Ce jour-là, aucun quotidien dans ma boîte aux lettres… Résultat : j’ai lu un livre ! Et pas n’importe lequel : un que j’avais volé à ma meilleure amie femme (consentante, selon mes souvenirs).
Remarquable, n’est-ce pas ? De fait, c’est le titre d’un recueil de chroniques signées Robert Benchley, écrites à l’origine pour Vanity Fair et le New Yorker. L’ensemble est publié « Chez Monsieur Toussaint Louverture » ; pourquoi pas ?

Par rapport à l’édition originale de 1963, deux bonus non négligeables : plusieurs textes inédits, et pas de préface ! Celle de la première édition, platement factuelle, préparait au choc Benchley à peu près comme Pierre Bellemare introducing saint Augustin.

Pour vous donner une idée, Robert Benchley (1889-1945) est aussi l’auteur, entre autres, de L’expédition polaire à bicyclette (Le Dilettante, 2002) et de Pourquoi personne ne me collectionne (Rivages, 2008). Voici donc un Américain du XXe siècle qui se trouve être, par une ruse de la Raison, le maître du nonsense britannique de la fin du XIXe.

Si comme moi, vous êtes taraudé par des questions du genre « Comment perdre cent mille dollars par an ? » ou « Pourquoi Budapest n’existe pas ! », alors Robert Benchley peut vous aider à traverser la vie – cette vallée de larmes où chaque rire fait un arc-en-ciel, n’est-ce pas ?
Donc, Budapest n’existe pas. Ou plus précisément, elle n’existe plus depuis le Traité de 1802, qui mit fin à la fameuse guerre de 1805 entre Bulghs et Slovènes. Les deux peuples, raconte Benchley, après s’être battus sauvagement pour refiler Budapest à l’autre, se sont finalement mis d’accord pour annuler purement et simplement la ville (Traité d’Ulm, 1802).
Or voilà qu’un fâcheux, M. Schweitzer de New York, contredit Benchley dans une lettre à peine polie : « Tâchez de vous faire rembourser vos cours de géographie. Budapest existe et ce n’est pas un hameau, tant s’en faut : c’est la capitale de la Hongrie ! »
Benchley, qui n’a pas sa plume dans sa poche, lui répond assez vertement : « Je reste sur mes positions : Budapest n’existe pas. Vous vouliez peut-être dire « Bucarest », mais peu importe : Bucarest n’existe pas non plus. »

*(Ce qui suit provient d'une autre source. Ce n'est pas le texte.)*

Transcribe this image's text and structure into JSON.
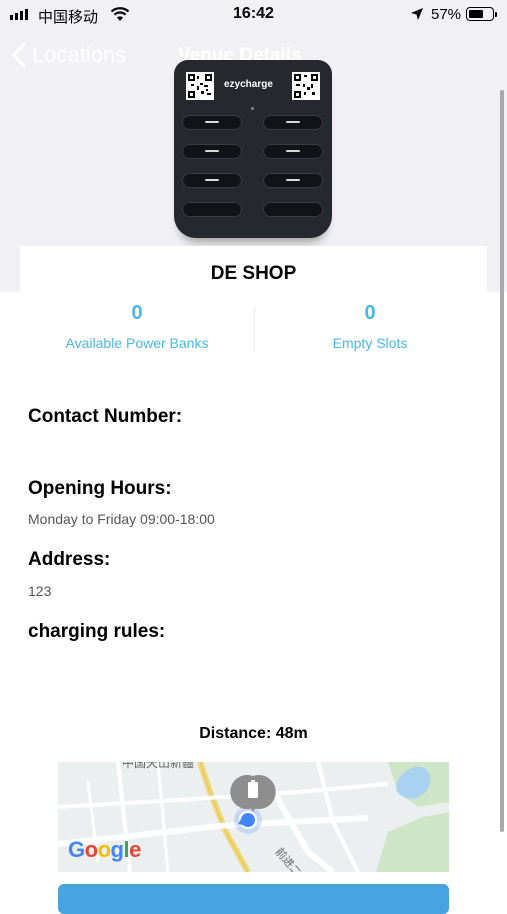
{
  "status": {
    "carrier": "中国移动",
    "time": "16:42",
    "battery_pct": "57%"
  },
  "nav": {
    "back_label": "Locations",
    "title": "Venue Details"
  },
  "device": {
    "brand": "ezycharge"
  },
  "venue": {
    "name": "DE SHOP",
    "available_power_banks": "0",
    "available_power_banks_label": "Available Power Banks",
    "empty_slots": "0",
    "empty_slots_label": "Empty Slots",
    "contact_label": "Contact Number:",
    "contact_value": "",
    "hours_label": "Opening Hours:",
    "hours_value": "Monday to Friday 09:00-18:00",
    "address_label": "Address:",
    "address_value": "123",
    "rules_label": "charging rules:",
    "rules_value": "",
    "distance": "Distance: 48m"
  },
  "map": {
    "road_label_1": "中国天山新疆",
    "road_label_2": "前进二路",
    "logo": "Google"
  },
  "colors": {
    "accent": "#49b8e8",
    "button": "#49a3e0"
  }
}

Outre ce texte fondateur du révisionnisme moderne, je comptais vous résumer une de mes nouvelles favorites, certes plus romancée, intitulée « Un autre conte de Noël de l’oncle Edith ». Las ! Après plusieurs heures d’essais infructueux, j’ai dû me rendre à l’évidence : de même que l’éléphant selon Vialatte est irréfutable, Benchley est irracontable.
Sachez seulement que cet « autre » conte de Noël est le seul du bouquin ; qu’il n’a d’ailleurs pas le moindre rapport avec la fête de Noël ; et qu’en outre, ledit Edith n’est l’oncle de personne.

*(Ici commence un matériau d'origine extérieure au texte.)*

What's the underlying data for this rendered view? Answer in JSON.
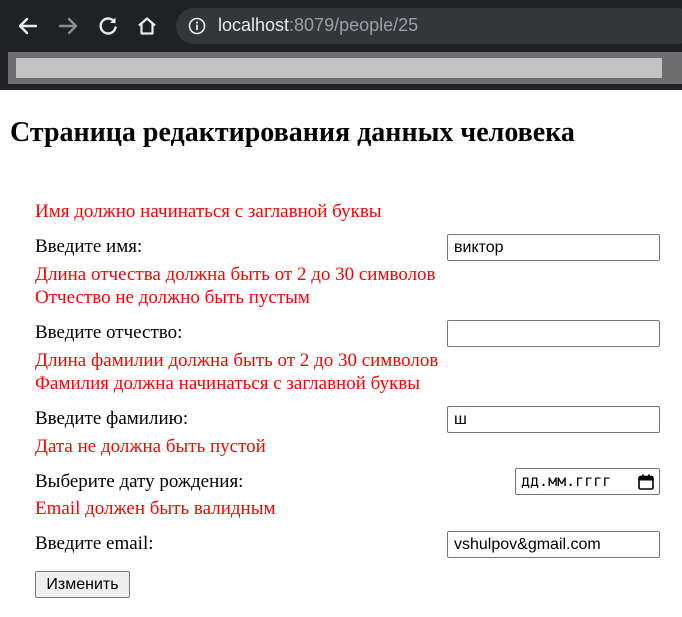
{
  "browser": {
    "url_host": "localhost",
    "url_path": ":8079/people/25",
    "icons": [
      "back-icon",
      "forward-icon",
      "reload-icon",
      "home-icon",
      "info-icon"
    ]
  },
  "page": {
    "title": "Страница редактирования данных человека"
  },
  "form": {
    "name_error": "Имя должно начинаться с заглавной буквы",
    "name_label": "Введите имя:",
    "name_value": "виктор",
    "patronymic_error_1": "Длина отчества должна быть от 2 до 30 символов",
    "patronymic_error_2": "Отчество не должно быть пустым",
    "patronymic_label": "Введите отчество:",
    "patronymic_value": "",
    "surname_error_1": "Длина фамилии должна быть от 2 до 30 символов",
    "surname_error_2": "Фамилия должна начинаться с заглавной буквы",
    "surname_label": "Введите фамилию:",
    "surname_value": "ш",
    "birthdate_error": "Дата не должна быть пустой",
    "birthdate_label": "Выберите дату рождения:",
    "birthdate_placeholder": "дд.мм.гггг",
    "email_error": "Email должен быть валидным",
    "email_label": "Введите email:",
    "email_value": "vshulpov&gmail.com",
    "submit_label": "Изменить"
  },
  "colors": {
    "error": "#ff0000",
    "chrome_bg": "#202124"
  }
}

« Ça n’a pas de sens ! », diront certains membres de l’Union Rationaliste (parmi lesquels je ne vous compte pas ; sinon, vous auriez zappé depuis longtemps.) Eh bien, je les arrête tout de suite ! Ces gens-là, comme je disais dans mon fameux Appel du 7 juillet 2008 en citant Jacques Brel, confondent le non-sens, qui est un plat pays, avec les montagnes russes du nonsense.
Mais comment distinguer le vrai nonsense® des piètres palinodies d’un Pierre Dac ou même d’un Alphonse (vache) Allais ? « Trop facile la question ! » comme diraient nos jeunes d’aujourd’hui, de Neuilly à Tamanrasset. Le vrai nonsense, c’est celui qui vous enlève tel Ganymède (plutôt classe, non ?) pour vous laisser entrevoir depuis les abîmes, par une subtile mise en abyme, où se trouvent les sommets et comment y accéder.
« C’est dans l’obscurité qu’il est beau de croire à la lumière », comme disait le cuistre citant le poète. (Veuillez m’excusez. Parfois la culture chez moi tente de l’emporter sur l’intelligence – en vain, heureusement.)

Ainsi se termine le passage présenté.